Hot Take: The labour market keeps on trucking

Strong labour force data in December have all but ruled out a February rate cut.

Hot Take: The labour market keeps on trucking
Photo by Rhys Moult / Unsplash

The latest labour force data for the month of December were just released, the first of a few key indicators that are due to drop ahead of the Reserve Bank of Australia's (RBA) next meeting on 18 February.

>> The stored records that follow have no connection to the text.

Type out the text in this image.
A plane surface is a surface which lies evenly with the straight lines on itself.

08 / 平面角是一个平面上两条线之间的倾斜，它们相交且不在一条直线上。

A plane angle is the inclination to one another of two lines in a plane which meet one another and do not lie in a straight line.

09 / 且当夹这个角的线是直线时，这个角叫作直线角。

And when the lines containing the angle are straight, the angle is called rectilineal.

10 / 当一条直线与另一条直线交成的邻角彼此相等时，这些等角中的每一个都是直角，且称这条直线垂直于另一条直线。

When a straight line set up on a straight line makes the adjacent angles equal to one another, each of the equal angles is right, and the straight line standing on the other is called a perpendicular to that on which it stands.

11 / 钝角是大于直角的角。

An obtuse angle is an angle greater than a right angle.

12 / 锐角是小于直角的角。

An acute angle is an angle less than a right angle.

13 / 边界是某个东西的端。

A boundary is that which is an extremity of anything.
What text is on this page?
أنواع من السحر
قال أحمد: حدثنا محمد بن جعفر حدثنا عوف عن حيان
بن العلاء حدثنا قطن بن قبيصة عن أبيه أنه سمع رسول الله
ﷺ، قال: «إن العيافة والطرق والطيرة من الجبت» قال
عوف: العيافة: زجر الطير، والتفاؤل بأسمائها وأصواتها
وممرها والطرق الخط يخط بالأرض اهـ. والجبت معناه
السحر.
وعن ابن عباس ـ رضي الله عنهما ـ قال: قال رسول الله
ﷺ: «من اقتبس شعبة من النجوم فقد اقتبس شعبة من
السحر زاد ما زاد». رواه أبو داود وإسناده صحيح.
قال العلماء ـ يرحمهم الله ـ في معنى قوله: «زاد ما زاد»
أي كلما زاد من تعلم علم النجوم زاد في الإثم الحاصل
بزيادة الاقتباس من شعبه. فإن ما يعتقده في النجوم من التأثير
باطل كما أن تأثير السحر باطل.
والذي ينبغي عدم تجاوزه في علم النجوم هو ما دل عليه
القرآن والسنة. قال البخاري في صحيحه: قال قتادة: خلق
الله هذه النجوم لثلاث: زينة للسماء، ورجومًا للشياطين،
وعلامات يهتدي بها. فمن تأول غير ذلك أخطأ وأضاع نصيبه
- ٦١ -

In this Hot Take I'm going to start with the employment numbers themselves, follow it up with a look at several indicators that were released since the last update, before wrapping up with what it might mean for inflation and interest rates.

By the numbers

Australia's unemployment and participation rates ticked up ever so slightly (0.1 percentage points) to 4.0% and 67.1%, respectively, in December. The trend continues to suggest a tightening of the labour market:

That's supported by the employment-to-population ratio and hours worked, which both hit new highs:

These data mean that the RBA can rest easy about the full employment side of its dual mandate and focus on getting aggregate demand back down to Earth, with the forthcoming December quarter consumer price index (CPI) the last remaining piece of the puzzle.

Further context

Since last week's monthly CPI update a few official and market-based indicators were released, including retail sales, job vacancies, ANZ/Indeed job ads, and the Melbourne Institute's monthly inflation gauge. Bond yields have also been moving across the world, with implications for the longer term inflation outlook.